Insomnium hail from Finland, and have been making music for 22 years now.  The band consists of Niilo Sevänen on vocals and bass, Ville Friman on guitars and vocals, Jani Liimatainen on guitars and vocals, Markus Vanhala on guitars, and Markus Hirvonen on drums.  You’ll hear some keys and synth on the album, too, though I’m not sure who performs it.

The band labels themselves as “melodic death metal”.  I think they are bit more than that. They are intensely progressive, in my opinion, utilizing strong guitars, polyrhythms, and kinetic song structures to paint darkened pictures in our minds.  Yes, most of the vocals are harsh, but I’ve come to love them over the years, and they almost feel melodic in a strange sort of way.  


For me, “Heart Like a Grave” may be the band’s best album.  There are a couple reasons for this. First, the music is even more vividly melodic than usual.  Every single song seems to ring with shadowy beauty played up against the double blast beats and heavy guitars.  At the core of every song, there lives a gorgeously composed melody that becomes more addictive the more you hear it.  There are moments here that remind me of the rich, heart-stopping moments of bands like Anathema, and it is rare to hear that in death metal.  I often feel myself likening Insomnium to Amorphis and Wintersun for that reason.

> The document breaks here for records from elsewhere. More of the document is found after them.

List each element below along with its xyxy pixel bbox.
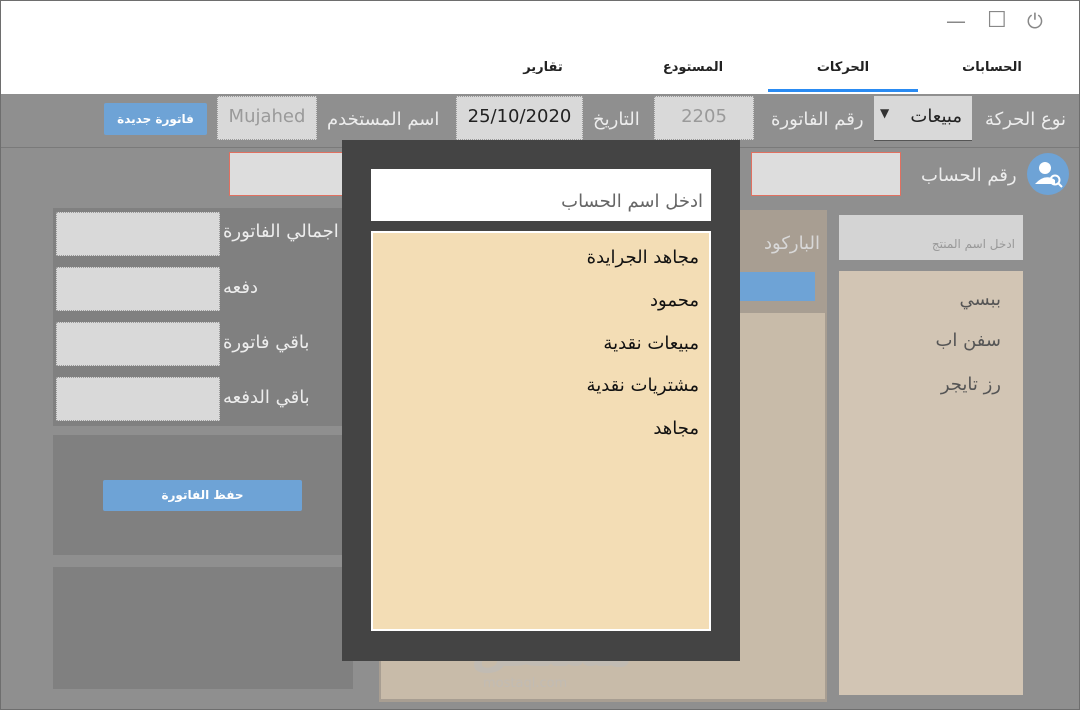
username-label: اسم المستخدم bbox=[327, 109, 440, 130]
remaining-invoice-label: باقي فاتورة bbox=[223, 332, 310, 353]
user-search-icon[interactable] bbox=[1027, 153, 1069, 195]
tab-reports[interactable]: تقارير bbox=[468, 60, 618, 92]
account-list-item[interactable]: مجاهد bbox=[653, 418, 699, 439]
account-list-item[interactable]: مشتريات نقدية bbox=[587, 375, 699, 396]
product-item[interactable]: سفن اب bbox=[935, 330, 1001, 351]
remaining-payment-field[interactable] bbox=[56, 377, 220, 421]
app-window: — ☐ ⏻ الحسابات الحركات المستودع تقارير ن… bbox=[0, 0, 1080, 710]
account-number-label: رقم الحساب bbox=[921, 165, 1017, 186]
tab-warehouse[interactable]: المستودع bbox=[618, 60, 768, 92]
barcode-button[interactable] bbox=[738, 272, 815, 301]
date-label: التاريخ bbox=[593, 109, 640, 130]
account-list-item[interactable]: مبيعات نقدية bbox=[603, 333, 699, 354]
remaining-invoice-field[interactable] bbox=[56, 322, 220, 366]
invoice-total-label: اجمالي الفاتورة bbox=[223, 221, 339, 242]
account-name-field[interactable] bbox=[229, 152, 349, 196]
payment-field[interactable] bbox=[56, 267, 220, 311]
new-invoice-button[interactable]: فاتورة جديدة bbox=[104, 103, 207, 135]
account-search-input[interactable]: ادخل اسم الحساب bbox=[371, 169, 711, 221]
active-tab-indicator bbox=[768, 89, 918, 92]
invoice-total-field[interactable] bbox=[56, 212, 220, 256]
tab-accounts[interactable]: الحسابات bbox=[917, 60, 1067, 92]
barcode-label: الباركود bbox=[764, 233, 820, 254]
power-icon[interactable]: ⏻ bbox=[1027, 9, 1043, 33]
movement-type-select[interactable]: ▼ مبيعات bbox=[874, 96, 972, 141]
minimize-icon[interactable]: — bbox=[946, 9, 966, 33]
bottom-left-panel bbox=[53, 567, 353, 689]
top-bar: — ☐ ⏻ الحسابات الحركات المستودع تقارير bbox=[1, 1, 1079, 94]
payment-label: دفعه bbox=[223, 277, 258, 298]
invoice-number-field[interactable]: 2205 bbox=[654, 96, 754, 140]
maximize-icon[interactable]: ☐ bbox=[987, 8, 1007, 33]
product-search-input[interactable]: ادخل اسم المنتج bbox=[839, 215, 1023, 260]
account-search-placeholder: ادخل اسم الحساب bbox=[561, 191, 703, 212]
movement-type-label: نوع الحركة bbox=[985, 109, 1067, 130]
product-list: ببسي سفن اب رز تايجر bbox=[839, 271, 1023, 695]
account-picker-dialog: ادخل اسم الحساب مجاهد الجرايدة محمود مبي… bbox=[342, 140, 740, 661]
account-number-field[interactable] bbox=[751, 152, 901, 196]
tab-movements[interactable]: الحركات bbox=[768, 60, 918, 92]
chevron-down-icon: ▼ bbox=[880, 106, 890, 120]
movement-type-value: مبيعات bbox=[910, 106, 962, 127]
account-list-item[interactable]: محمود bbox=[650, 290, 699, 311]
account-list: مجاهد الجرايدة محمود مبيعات نقدية مشتريا… bbox=[371, 231, 711, 631]
username-field[interactable]: Mujahed bbox=[217, 96, 317, 140]
watermark-sub: mostaql.com bbox=[483, 676, 568, 691]
product-search-placeholder: ادخل اسم المنتج bbox=[931, 237, 1015, 251]
product-item[interactable]: ببسي bbox=[959, 289, 1001, 310]
account-list-item[interactable]: مجاهد الجرايدة bbox=[587, 247, 699, 268]
remaining-payment-label: باقي الدفعه bbox=[223, 387, 310, 408]
invoice-number-label: رقم الفاتورة bbox=[771, 109, 864, 130]
date-field[interactable]: 25/10/2020 bbox=[456, 96, 583, 140]
save-invoice-button[interactable]: حفظ الفاتورة bbox=[103, 480, 302, 511]
product-item[interactable]: رز تايجر bbox=[941, 374, 1001, 395]
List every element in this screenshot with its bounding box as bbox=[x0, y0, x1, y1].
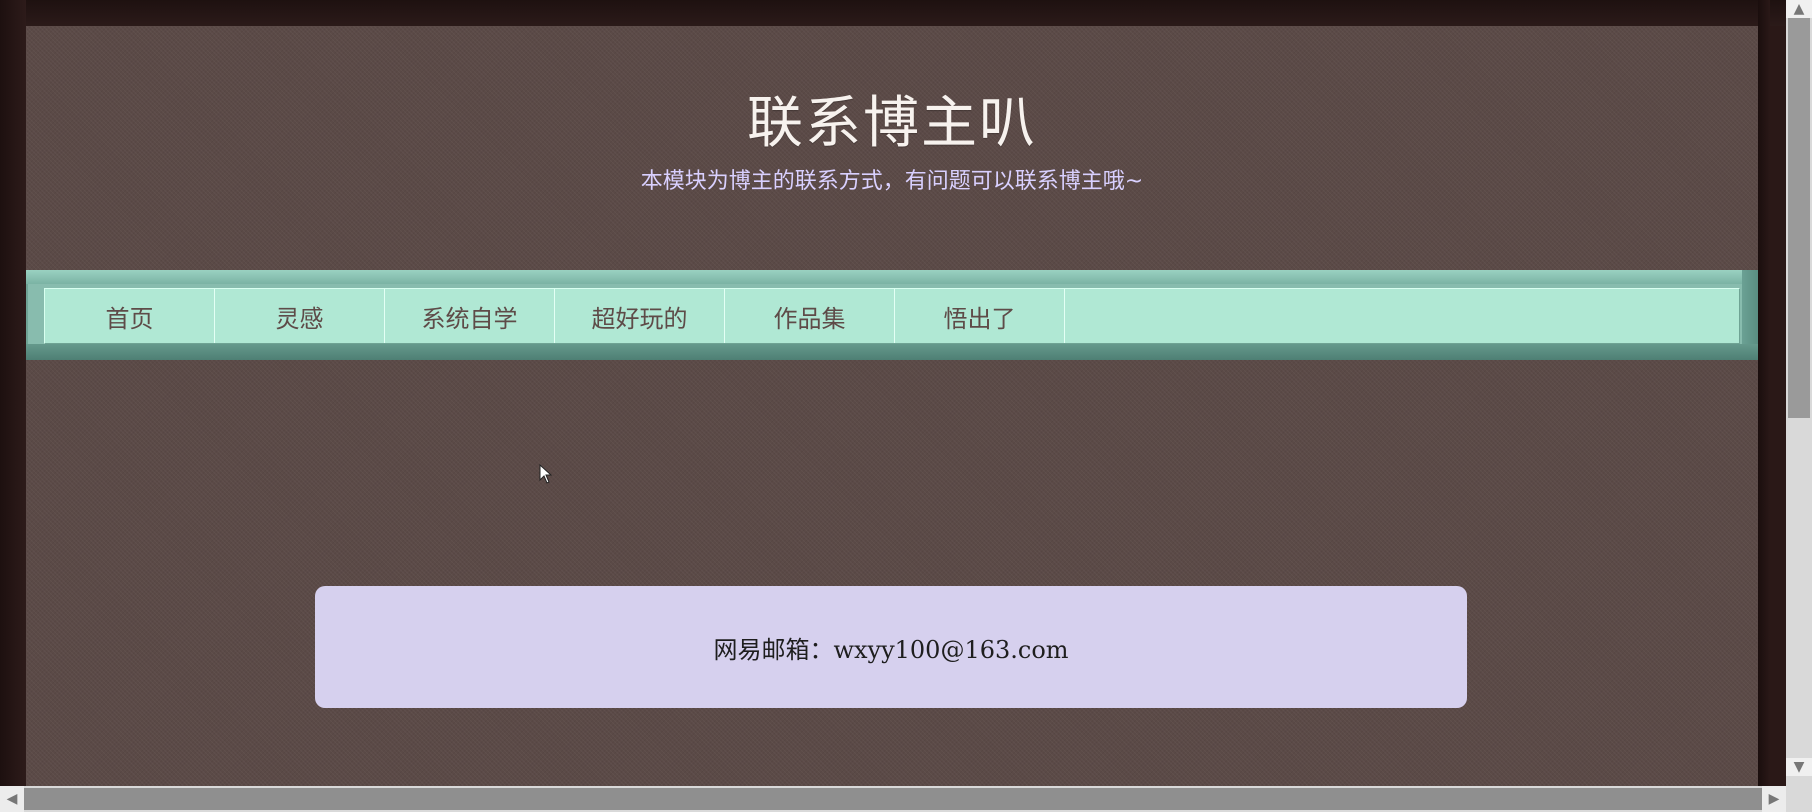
vertical-scrollbar-thumb[interactable] bbox=[1788, 18, 1810, 418]
chevron-left-icon: ◀ bbox=[6, 791, 18, 807]
page-subtitle: 本模块为博主的联系方式，有问题可以联系博主哦~ bbox=[640, 169, 1144, 194]
vertical-scrollbar[interactable]: ▲ ▼ bbox=[1786, 0, 1812, 786]
nav-item-insights[interactable]: 悟出了 bbox=[895, 289, 1065, 343]
contact-card: 网易邮箱：wxyy100@163.com bbox=[315, 586, 1467, 708]
chevron-up-icon: ▲ bbox=[1793, 1, 1805, 17]
page-title: 联系博主叭 bbox=[747, 91, 1037, 156]
navigation-menu: 首页 灵感 系统自学 超好玩的 作品集 悟出了 bbox=[44, 288, 1740, 344]
chevron-down-icon: ▼ bbox=[1793, 759, 1805, 775]
navigation-bevel-bottom bbox=[26, 344, 1758, 360]
horizontal-scrollbar-thumb[interactable] bbox=[24, 788, 1762, 810]
nav-item-self-study[interactable]: 系统自学 bbox=[385, 289, 555, 343]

Second, the guitars here are second to none.  Ville, Jani, and Markus Vanhala produce layers of guitar lines that truly draw you into the album.  The guitars are direct, powerful, and loaded with catchy, melodic licks. This isn’t the kind of death metal where the riff is king, or where distortion makes the guitars sound like white noise.  Instead, these three players give us huge, ponderous notes that communicate emotion, mourning, and sheer might.

Cinematic, atmospheric, climactic, dark, and purposeful: those are adjectives that immediately come to mind about this album.  It seems like each song has its own place and own story to tell, and that would be correct since the album is based on Finnish folk tales.  But it’s more than that, too.  This is the band’s story to tell, and with four of the members performing compositional duties, the music feels richer, deeper, and more expansive than ever.


“Wail of the North” begins the album with a darkly regal sound, feeling like the annunciation of something grand.  We’ve probably all heard the singles: the title track, “Valediction”, and “Pale Morning Star”, and all three are excellent.  I especially like “Valediction” with the crystal clear clean vocals present. However, this is one of those albums where the singles are not necessarily the best songs on the album.

My favorites here are “And Bells They Toll”, “The Offering”, and “Twilight Trails”.  The former is powerful and kinetic, but the last half is where the guitar work and rhythms foment to a huge cinematic ending that is absolutely brilliant. “The Offering” has a central melody that reminds me so much of Anathema’s “Untouchable”, just a little more subtle and in the background.  You can definitely hear it, though, and I love to hear this melody in such a different atmosphere.  The latter is appropriately titled, as it feels more atmospheric and spacey, with lots of musical room for subtle sounds and synthy richness.  The end of the track might be my favorite part of the album as it “trails” into a beautifully produced melody that will stick with you.

The album ends superbly.  The title track I mentioned above is the second to last track, featuring a blackened ambiance and some subtle synth.  It feels dark and mournful, with plenty of introspective moments.  “Karelia” is like an extension of the title track.  It ends the album with an instrumental track of gorgeous keys, synth, and shadowy beats.  It feels like the end to a story. It feels poetic and emotional. It feels final, in some sad way.

Insomnium are honing their craft, even after 22 years.  Their poetry is lush, their music is powerful and dynamic, and their storytelling is humane and deep.  These veterans know how to put together an album that never lets up, whether in heaviness or in melody.  This album is sure to please any fan of progressive death.